Márcio Santos Consultor Técnico de Conectividade Industrial na SIEMENS Brasil
Quando pensamos no desenvolvimento das redes de TA (tecnologia da automação), é comum nos concentrarmos em fatores como o comprimento máximo dos cabos, o número máximo de dispositivos suportados, as velocidades de comunicação na ordem de Kbps ou Mbps, e o sistema de aterramento dos cabos de comunicação. Esses aspectos são, de fato, importantes, especialmente quando se trata de tecnologias de comunicação já consolidadas, e devem ser considerados na implementação e operação das redes de TA.

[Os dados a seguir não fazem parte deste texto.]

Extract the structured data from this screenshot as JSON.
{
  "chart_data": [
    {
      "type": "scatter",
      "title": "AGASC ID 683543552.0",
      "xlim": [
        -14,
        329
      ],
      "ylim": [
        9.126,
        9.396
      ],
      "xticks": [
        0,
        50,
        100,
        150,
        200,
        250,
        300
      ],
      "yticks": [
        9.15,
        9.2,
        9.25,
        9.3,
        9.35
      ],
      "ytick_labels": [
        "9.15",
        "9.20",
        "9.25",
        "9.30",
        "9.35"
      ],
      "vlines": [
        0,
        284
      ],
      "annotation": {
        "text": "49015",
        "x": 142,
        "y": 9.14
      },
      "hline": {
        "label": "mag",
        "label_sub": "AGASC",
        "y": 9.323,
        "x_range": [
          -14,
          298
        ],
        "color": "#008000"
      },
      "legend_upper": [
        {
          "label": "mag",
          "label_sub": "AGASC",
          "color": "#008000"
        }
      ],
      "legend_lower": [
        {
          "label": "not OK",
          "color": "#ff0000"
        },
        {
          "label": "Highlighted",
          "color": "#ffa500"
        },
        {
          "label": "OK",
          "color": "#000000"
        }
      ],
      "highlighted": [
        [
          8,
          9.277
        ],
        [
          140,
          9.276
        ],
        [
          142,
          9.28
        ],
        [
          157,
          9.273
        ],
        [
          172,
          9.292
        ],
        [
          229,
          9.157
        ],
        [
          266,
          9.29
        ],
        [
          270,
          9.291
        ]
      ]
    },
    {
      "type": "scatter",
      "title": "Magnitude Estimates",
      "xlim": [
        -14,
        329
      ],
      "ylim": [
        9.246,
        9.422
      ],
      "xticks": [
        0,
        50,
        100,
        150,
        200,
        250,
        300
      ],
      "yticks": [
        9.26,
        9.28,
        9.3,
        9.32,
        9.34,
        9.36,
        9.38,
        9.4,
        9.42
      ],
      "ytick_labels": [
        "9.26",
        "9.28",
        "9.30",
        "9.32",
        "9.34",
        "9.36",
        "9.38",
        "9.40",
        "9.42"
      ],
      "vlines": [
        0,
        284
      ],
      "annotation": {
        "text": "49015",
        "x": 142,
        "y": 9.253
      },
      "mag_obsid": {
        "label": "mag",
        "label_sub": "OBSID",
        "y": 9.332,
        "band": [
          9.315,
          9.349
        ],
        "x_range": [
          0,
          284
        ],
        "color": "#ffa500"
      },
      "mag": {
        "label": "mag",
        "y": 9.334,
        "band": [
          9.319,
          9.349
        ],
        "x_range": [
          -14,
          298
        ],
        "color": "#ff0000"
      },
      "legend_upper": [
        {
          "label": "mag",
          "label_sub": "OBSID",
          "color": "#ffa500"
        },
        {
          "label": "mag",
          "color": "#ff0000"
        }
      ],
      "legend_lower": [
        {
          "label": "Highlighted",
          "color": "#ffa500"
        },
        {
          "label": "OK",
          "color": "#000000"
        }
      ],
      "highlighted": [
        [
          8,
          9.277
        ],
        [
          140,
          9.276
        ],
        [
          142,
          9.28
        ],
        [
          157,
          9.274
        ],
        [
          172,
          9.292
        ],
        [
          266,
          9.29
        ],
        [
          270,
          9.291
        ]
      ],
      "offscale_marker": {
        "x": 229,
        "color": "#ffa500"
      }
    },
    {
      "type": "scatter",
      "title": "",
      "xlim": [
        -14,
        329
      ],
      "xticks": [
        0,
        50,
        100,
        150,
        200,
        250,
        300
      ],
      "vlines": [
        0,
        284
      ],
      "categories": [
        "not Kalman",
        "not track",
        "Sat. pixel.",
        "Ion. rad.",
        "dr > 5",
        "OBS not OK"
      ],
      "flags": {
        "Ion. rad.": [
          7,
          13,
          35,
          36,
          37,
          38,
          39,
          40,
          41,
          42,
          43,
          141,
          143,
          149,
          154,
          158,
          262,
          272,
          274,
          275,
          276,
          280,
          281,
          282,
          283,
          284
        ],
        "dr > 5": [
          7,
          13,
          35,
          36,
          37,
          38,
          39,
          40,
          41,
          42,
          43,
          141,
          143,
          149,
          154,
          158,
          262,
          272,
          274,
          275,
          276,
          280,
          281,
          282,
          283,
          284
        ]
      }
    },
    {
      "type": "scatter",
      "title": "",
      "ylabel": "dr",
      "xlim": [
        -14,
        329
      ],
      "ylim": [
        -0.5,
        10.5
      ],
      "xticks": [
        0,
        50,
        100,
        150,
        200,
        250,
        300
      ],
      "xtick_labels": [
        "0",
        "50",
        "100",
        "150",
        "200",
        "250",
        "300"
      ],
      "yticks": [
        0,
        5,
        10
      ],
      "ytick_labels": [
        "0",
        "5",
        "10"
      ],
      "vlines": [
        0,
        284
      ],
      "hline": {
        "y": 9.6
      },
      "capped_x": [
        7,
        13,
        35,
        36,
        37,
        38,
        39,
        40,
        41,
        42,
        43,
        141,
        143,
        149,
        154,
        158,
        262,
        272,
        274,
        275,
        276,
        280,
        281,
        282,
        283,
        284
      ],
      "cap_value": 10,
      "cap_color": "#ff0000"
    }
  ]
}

No entanto, para que as redes de TA atuais possam ser verdadeiramente eficientes, é necessário que elas convivam harmoniosamente com as redes de TI (tecnologia de informação). É nesse ponto que surgem os maiores desafios, que vão muito além das características físicas das redes de TA.
A convergência das redes de TI e TA permite a união desses dois mundos, por meio de uma simbiose tecnológica. Isso não apenas sustenta a operação dos sistemas industriais, mas também impulsiona os principais cenários da transformação digital nas indústrias, independentemente do seu grau de maturidade.

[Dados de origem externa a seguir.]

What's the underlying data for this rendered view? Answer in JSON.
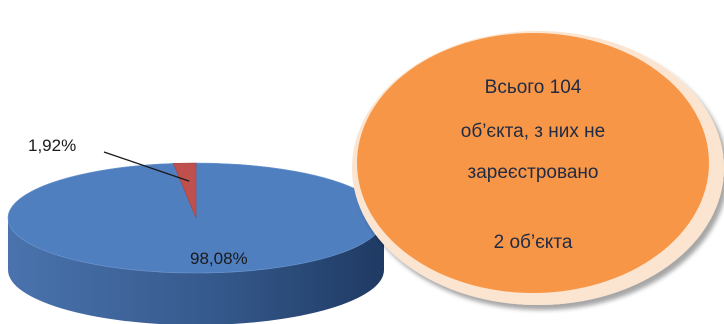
{
  "chart_data": {
    "type": "pie",
    "style": "3d",
    "slices": [
      {
        "label": "98,08%",
        "value": 98.08,
        "color": "#4f7fbf"
      },
      {
        "label": "1,92%",
        "value": 1.92,
        "color": "#c0504d"
      }
    ],
    "legend": "none",
    "title": ""
  },
  "callout": {
    "color": "#f79646",
    "lines": [
      "Всього 104",
      "об’єкта, з них не",
      "зареєстровано",
      "2 об’єкта"
    ]
  }
}
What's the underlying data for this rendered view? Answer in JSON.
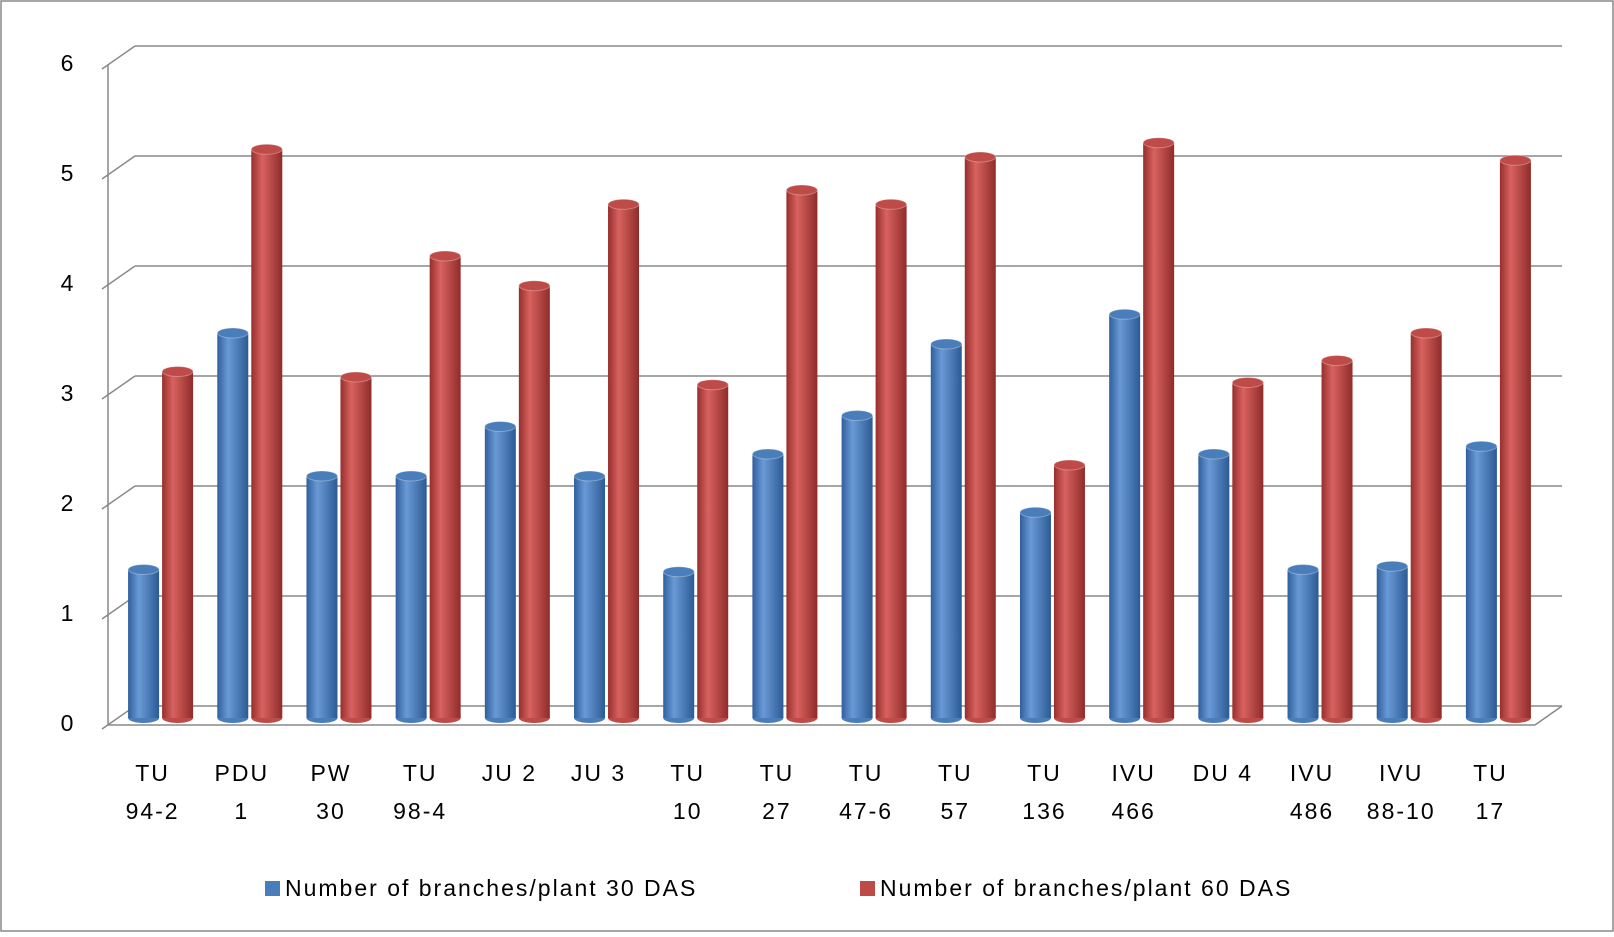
{
  "chart_data": {
    "type": "bar3d",
    "categories": [
      [
        "TU",
        "94-2"
      ],
      [
        "PDU",
        "1"
      ],
      [
        "PW",
        "30"
      ],
      [
        "TU",
        "98-4"
      ],
      [
        "JU 2"
      ],
      [
        "JU 3"
      ],
      [
        "TU",
        "10"
      ],
      [
        "TU",
        "27"
      ],
      [
        "TU",
        "47-6"
      ],
      [
        "TU",
        "57"
      ],
      [
        "TU",
        "136"
      ],
      [
        "IVU",
        "466"
      ],
      [
        "DU 4"
      ],
      [
        "IVU",
        "486"
      ],
      [
        "IVU",
        "88-10"
      ],
      [
        "TU",
        "17"
      ]
    ],
    "series": [
      {
        "name": "Number of branches/plant 30 DAS",
        "color": "#4a7ebb",
        "values": [
          1.35,
          3.5,
          2.2,
          2.2,
          2.65,
          2.2,
          1.33,
          2.4,
          2.75,
          3.4,
          1.87,
          3.67,
          2.4,
          1.35,
          1.38,
          2.47
        ]
      },
      {
        "name": "Number of branches/plant 60 DAS",
        "color": "#be4b48",
        "values": [
          3.15,
          5.17,
          3.1,
          4.2,
          3.93,
          4.67,
          3.03,
          4.8,
          4.67,
          5.1,
          2.3,
          5.23,
          3.05,
          3.25,
          3.5,
          5.07
        ]
      }
    ],
    "ylim": [
      0,
      6
    ],
    "yticks": [
      0,
      1,
      2,
      3,
      4,
      5,
      6
    ],
    "grid": true,
    "legend": "bottom"
  }
}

De maneira figurada, a convergência entre as redes de TI e a TA pode ser representada através de uma conexão singular, porém, a simbiose entre esses mundos converge muitas tecnologias de comunicação, tanto horizontalmente, entre máquinas, mas principalmente verticalmente, entre sistemas.
A implosão do modelo piramidal e a explosão do modelo de comunicações distribuídas?

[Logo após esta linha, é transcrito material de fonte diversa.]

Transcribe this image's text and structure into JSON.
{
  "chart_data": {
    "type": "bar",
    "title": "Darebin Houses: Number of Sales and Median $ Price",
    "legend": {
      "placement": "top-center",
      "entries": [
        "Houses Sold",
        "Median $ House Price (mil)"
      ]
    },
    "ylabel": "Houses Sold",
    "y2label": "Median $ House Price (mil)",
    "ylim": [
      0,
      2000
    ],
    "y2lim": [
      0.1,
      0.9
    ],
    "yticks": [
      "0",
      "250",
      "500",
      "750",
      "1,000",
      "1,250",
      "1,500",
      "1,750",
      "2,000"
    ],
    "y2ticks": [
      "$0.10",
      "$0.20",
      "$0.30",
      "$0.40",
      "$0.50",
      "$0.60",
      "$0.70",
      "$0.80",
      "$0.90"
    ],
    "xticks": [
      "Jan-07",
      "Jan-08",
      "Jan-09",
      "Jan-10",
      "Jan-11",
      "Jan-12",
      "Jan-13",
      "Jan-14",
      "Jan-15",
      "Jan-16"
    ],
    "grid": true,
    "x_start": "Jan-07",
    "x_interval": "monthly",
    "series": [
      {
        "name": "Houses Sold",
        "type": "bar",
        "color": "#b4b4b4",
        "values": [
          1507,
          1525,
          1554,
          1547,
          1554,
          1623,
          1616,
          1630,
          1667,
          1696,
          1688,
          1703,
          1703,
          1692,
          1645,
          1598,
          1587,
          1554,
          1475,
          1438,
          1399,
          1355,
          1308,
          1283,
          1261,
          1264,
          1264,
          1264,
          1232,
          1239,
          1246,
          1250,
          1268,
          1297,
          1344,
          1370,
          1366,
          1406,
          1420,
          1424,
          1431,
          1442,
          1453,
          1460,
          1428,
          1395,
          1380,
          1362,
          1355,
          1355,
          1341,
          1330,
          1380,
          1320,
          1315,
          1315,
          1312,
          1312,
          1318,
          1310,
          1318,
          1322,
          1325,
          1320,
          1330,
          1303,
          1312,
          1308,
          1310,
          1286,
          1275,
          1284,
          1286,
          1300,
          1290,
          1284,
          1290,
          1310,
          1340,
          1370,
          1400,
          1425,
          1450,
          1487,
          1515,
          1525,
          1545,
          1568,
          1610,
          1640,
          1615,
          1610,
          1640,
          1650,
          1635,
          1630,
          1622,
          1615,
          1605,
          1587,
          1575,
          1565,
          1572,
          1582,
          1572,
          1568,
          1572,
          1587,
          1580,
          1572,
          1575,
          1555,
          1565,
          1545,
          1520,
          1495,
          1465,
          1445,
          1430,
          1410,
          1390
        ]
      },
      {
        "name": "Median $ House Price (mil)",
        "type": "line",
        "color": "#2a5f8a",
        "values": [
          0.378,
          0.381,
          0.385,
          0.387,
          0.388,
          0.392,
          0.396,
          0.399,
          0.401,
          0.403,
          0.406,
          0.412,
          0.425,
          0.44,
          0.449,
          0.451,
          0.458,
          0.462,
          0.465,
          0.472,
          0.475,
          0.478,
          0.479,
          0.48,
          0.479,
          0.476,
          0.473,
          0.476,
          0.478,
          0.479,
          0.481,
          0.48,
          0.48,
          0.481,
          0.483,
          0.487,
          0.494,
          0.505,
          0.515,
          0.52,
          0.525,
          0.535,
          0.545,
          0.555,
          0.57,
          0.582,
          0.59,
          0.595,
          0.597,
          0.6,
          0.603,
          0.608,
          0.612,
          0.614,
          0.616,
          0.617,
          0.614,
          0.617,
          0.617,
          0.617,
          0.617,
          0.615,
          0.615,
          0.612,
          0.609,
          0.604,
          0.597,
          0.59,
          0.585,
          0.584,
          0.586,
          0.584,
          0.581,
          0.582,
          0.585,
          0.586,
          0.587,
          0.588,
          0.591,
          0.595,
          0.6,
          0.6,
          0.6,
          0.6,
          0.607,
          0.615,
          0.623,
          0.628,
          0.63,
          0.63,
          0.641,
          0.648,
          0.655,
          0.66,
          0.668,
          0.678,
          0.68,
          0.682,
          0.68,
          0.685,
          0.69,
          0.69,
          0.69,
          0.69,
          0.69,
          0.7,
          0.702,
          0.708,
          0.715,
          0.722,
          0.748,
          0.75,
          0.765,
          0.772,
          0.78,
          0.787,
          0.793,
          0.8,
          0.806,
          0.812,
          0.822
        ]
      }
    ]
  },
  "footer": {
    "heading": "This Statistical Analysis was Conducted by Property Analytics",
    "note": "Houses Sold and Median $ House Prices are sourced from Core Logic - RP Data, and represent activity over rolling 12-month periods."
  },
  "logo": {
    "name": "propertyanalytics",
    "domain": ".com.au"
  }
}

Até o presente momento, as principais arquiteturas de redes de TA utilizam o modelo piramidal de comunicação, de tal forma que um dado do chão-de-fábrica tem contexto a partir do sistema responsável por coletálo. Um sensor pertence a um controlador, que, por sua vez, pertence a um sistema de supervisão, e este reporta seus dados para o sistema de gestão da planta. Não é possível, ou não faz sentido com esse conceito, que um sistema de produção colete dados diretamente de um sensor no chão-de-fábrica.
Entretanto, a transformação digital requer que um determinado dado esteja disponível para sistemas conhecidos, ou que ainda nem sabemos quais serão. O contexto e propriedade do dado é de quem o gera, e ele deve estar disponível de uma forma transparente e flexível, para quem vier a utilizá-lo numa tomada de decisão.
É aqui que o modelo piramidal implode sobre si mesmo, pois, somente com muitos esforços, consegue sustentar a responsabilidade de fornecer dados para diversos sistemas ao mesmo tempo, inclusive aqueles que dinamicamente possam necessitar de um determinado dado, durante o ciclo de produção da fábrica.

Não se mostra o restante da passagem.